During the punishment phase of the Samota case trial, in 2010, various women came forward and testified that they had also been raped by Bess. The defendant's ex-wife testified that he had physically abused her and their child during their marriage. They had wed in 1969 and divorced three years later. Against Bess testified also the two women who had survived his assaults in 1978 and 1985, respectively. After the witnesses' testimony, Bess suffered a heart attack and was temporarily transferred to and kept under guard in the hospital, which paused the proceedings by three days.

On the basis of the DNA match, Bess was found guilty by the jury for first degree murder, rape, and all the other charges, and, on June 8, 2010, he received the death sentence. On March 6, 2013, the appeal filed by Bess was rejected and the judgment of the trial court was affirmed. On August 13, 2013, a certiorari petition was filed to the U.S. Supreme Court, and was denied on January 13, 2014. In April 2016, the Texas Court of Criminal Appeals rejected an appeal submitted by Bess, thus upholding irrevocably the findings of the Dallas County trial court.

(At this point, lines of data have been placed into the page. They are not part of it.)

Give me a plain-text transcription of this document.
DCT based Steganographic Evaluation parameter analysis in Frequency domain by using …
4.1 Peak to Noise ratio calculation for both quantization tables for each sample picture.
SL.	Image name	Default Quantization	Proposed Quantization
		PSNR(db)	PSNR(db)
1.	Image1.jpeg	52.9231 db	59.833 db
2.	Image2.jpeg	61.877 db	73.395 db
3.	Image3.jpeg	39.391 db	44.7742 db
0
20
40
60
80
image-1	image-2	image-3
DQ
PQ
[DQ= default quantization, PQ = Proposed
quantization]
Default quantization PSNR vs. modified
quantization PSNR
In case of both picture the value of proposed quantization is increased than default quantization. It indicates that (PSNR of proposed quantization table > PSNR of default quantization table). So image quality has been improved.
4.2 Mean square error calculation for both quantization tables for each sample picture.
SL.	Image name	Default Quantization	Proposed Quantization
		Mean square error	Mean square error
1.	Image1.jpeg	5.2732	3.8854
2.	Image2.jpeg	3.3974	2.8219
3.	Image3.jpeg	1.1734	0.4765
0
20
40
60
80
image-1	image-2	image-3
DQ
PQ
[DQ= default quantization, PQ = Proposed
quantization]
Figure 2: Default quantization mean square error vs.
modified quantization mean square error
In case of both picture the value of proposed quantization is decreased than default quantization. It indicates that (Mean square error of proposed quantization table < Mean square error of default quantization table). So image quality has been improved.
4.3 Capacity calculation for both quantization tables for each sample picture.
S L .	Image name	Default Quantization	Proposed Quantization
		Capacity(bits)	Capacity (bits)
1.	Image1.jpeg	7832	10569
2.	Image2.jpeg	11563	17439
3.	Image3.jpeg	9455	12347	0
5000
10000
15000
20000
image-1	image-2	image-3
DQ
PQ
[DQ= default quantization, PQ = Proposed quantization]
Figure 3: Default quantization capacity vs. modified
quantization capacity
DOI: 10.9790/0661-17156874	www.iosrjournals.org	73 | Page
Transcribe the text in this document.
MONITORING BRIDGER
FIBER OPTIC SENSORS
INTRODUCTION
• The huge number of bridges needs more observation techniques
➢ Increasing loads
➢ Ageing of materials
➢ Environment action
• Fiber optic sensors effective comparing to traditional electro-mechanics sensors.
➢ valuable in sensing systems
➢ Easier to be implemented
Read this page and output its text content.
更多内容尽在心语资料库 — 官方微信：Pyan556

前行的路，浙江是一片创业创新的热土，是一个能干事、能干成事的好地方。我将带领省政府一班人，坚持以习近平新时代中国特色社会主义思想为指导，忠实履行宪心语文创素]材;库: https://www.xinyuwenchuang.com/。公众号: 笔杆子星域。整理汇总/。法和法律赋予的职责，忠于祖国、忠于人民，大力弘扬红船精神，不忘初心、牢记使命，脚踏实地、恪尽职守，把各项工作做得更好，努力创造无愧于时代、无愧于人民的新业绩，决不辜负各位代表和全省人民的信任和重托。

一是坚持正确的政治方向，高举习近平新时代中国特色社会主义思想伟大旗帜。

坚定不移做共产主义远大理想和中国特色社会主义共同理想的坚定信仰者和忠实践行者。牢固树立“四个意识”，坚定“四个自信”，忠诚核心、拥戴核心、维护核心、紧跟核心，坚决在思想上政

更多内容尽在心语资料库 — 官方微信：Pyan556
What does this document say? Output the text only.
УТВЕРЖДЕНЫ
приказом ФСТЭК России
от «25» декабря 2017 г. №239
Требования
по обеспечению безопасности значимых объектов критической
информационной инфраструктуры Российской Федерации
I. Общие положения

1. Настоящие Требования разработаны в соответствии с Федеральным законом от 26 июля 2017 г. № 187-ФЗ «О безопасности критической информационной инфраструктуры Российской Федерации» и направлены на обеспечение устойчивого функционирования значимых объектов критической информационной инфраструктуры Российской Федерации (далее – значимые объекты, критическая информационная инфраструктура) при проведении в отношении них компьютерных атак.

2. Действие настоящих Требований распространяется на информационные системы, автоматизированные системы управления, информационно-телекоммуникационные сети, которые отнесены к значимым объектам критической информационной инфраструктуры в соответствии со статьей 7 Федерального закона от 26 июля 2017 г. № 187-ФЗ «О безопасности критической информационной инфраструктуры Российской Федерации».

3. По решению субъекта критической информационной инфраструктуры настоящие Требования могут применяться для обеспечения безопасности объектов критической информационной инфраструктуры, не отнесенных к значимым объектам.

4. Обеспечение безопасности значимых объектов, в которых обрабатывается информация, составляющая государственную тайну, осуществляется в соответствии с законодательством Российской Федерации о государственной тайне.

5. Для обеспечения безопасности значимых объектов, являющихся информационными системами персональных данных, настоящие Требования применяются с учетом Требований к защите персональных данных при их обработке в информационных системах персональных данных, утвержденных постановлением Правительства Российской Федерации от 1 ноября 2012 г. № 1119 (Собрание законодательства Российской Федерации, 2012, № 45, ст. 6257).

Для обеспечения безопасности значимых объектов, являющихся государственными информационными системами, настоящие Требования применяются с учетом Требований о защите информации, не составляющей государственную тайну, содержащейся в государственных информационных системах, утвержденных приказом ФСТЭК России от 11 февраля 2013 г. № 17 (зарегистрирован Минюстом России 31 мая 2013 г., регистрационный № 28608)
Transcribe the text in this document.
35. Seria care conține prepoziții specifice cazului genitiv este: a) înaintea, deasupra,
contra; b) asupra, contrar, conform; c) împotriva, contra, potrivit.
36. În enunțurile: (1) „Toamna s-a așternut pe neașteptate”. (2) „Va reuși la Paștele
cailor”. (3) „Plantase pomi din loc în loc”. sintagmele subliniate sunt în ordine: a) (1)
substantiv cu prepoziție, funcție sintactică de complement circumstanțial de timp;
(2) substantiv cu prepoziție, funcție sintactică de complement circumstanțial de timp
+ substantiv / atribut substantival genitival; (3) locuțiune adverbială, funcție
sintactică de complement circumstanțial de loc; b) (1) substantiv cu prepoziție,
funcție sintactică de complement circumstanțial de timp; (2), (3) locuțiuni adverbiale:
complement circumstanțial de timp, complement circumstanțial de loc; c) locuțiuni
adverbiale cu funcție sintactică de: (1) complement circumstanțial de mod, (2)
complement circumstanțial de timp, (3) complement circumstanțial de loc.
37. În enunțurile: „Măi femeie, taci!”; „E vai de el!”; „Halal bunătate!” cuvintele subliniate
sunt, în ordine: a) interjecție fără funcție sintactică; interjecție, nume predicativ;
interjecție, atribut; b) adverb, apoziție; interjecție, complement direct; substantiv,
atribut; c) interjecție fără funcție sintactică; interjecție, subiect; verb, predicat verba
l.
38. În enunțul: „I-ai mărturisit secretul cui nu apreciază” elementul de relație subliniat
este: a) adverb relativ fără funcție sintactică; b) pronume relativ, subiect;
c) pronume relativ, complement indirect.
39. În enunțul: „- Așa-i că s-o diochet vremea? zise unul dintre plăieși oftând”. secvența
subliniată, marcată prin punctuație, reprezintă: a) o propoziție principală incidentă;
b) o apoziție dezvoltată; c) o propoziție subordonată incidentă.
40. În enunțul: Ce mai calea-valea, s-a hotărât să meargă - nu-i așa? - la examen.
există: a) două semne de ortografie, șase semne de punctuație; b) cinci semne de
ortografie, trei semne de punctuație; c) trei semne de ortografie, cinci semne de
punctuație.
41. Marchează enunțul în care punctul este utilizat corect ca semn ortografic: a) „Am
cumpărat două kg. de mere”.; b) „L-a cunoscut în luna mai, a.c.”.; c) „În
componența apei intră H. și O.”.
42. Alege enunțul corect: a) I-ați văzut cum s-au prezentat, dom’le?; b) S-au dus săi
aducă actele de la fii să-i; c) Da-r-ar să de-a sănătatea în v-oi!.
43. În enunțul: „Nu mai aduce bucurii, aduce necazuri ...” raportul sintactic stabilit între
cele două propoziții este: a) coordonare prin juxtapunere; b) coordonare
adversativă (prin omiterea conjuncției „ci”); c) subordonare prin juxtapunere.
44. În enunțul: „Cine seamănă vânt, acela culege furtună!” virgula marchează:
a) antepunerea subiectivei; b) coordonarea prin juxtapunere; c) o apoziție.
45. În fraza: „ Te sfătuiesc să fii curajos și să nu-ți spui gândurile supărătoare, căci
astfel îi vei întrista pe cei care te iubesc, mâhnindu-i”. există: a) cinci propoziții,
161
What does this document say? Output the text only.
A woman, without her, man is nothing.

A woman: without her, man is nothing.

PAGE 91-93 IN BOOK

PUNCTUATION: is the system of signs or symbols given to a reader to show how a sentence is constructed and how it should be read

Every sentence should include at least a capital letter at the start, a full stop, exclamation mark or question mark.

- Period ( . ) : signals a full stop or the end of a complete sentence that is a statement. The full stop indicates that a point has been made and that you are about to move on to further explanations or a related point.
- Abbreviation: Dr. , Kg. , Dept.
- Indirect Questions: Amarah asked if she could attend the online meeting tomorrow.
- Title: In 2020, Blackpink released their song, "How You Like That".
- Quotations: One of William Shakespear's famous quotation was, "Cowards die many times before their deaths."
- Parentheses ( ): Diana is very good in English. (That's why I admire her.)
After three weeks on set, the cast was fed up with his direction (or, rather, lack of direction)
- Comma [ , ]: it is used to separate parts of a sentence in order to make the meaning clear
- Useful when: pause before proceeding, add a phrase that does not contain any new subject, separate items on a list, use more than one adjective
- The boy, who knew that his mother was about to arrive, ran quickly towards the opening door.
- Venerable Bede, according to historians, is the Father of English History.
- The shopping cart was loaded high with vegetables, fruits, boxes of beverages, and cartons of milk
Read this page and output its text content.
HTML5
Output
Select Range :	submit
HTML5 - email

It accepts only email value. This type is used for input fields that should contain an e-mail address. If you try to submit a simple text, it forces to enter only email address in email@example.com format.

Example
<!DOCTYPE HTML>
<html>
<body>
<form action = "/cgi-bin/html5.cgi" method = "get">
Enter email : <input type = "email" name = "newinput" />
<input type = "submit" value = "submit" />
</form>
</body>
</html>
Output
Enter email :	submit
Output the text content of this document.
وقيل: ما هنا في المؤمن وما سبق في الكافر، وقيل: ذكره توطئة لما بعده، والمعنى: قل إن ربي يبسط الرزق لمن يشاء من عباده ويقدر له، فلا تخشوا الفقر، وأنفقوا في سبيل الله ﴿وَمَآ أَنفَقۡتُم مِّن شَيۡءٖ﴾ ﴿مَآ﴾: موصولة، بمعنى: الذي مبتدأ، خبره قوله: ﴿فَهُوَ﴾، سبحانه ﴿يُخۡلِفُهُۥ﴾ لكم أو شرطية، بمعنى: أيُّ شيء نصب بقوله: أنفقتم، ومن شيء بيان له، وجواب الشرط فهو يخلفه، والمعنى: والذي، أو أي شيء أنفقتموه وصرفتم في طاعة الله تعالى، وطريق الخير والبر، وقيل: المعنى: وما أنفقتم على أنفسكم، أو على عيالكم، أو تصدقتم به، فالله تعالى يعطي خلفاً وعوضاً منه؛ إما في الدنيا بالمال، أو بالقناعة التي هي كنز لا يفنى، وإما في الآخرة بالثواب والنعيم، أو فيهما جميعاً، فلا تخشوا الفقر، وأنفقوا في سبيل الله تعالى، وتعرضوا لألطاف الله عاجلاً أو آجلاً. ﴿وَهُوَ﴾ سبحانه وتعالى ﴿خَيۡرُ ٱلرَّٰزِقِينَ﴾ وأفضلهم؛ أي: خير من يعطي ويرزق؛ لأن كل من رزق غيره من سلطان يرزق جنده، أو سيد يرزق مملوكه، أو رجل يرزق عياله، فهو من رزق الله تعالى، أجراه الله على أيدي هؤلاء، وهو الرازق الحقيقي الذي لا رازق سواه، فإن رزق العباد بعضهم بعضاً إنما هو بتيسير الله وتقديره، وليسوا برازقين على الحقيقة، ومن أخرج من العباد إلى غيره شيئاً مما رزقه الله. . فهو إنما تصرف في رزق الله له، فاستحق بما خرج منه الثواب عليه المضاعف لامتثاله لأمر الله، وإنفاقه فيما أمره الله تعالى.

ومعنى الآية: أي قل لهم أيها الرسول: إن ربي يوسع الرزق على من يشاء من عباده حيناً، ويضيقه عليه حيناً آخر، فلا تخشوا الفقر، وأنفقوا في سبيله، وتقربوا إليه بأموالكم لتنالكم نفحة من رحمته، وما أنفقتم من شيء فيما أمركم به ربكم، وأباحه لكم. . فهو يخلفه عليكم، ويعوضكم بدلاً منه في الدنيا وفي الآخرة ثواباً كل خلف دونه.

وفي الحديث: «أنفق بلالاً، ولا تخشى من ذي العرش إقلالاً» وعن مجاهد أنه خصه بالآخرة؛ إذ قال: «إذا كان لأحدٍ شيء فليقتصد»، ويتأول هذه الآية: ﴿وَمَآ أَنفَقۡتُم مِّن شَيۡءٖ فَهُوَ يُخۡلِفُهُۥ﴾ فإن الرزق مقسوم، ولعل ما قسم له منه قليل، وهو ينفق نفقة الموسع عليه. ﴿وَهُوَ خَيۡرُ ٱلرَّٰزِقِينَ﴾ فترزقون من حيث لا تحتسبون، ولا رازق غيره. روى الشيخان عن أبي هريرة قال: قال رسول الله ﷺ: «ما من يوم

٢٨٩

Donald Bess was transferred to the Allan B. Polunsky Unit death row, where, a few years later, on October 8, 2022, he died from a heart attack, while awaiting execution.

Angela Samota's mother, Betty Ruth, had died in 2021, at 96 years old, having witnessed the capture and sentencing of her daughter's killer.

== Aftermath ==

The true crime series Dateline NBC produced an hour-long program covering the Samota case. Τitled In the Middle of the Night, it originally aired on NBC on June 8, 2012.

In 2016, the Dallas Police Department re-established a unit dedicated to researching cold cases. In a 2021 Investigation Discovery episode, titled "Betrayed: Co-ed Killer", the case and the subsequent identification of Samota's murderer were re-enacted.

Samota's body is buried in the Llano Cemetery, Amarillo, Texas. Sheila Wysocki lives in Tennessee and is still a practicing private investigator.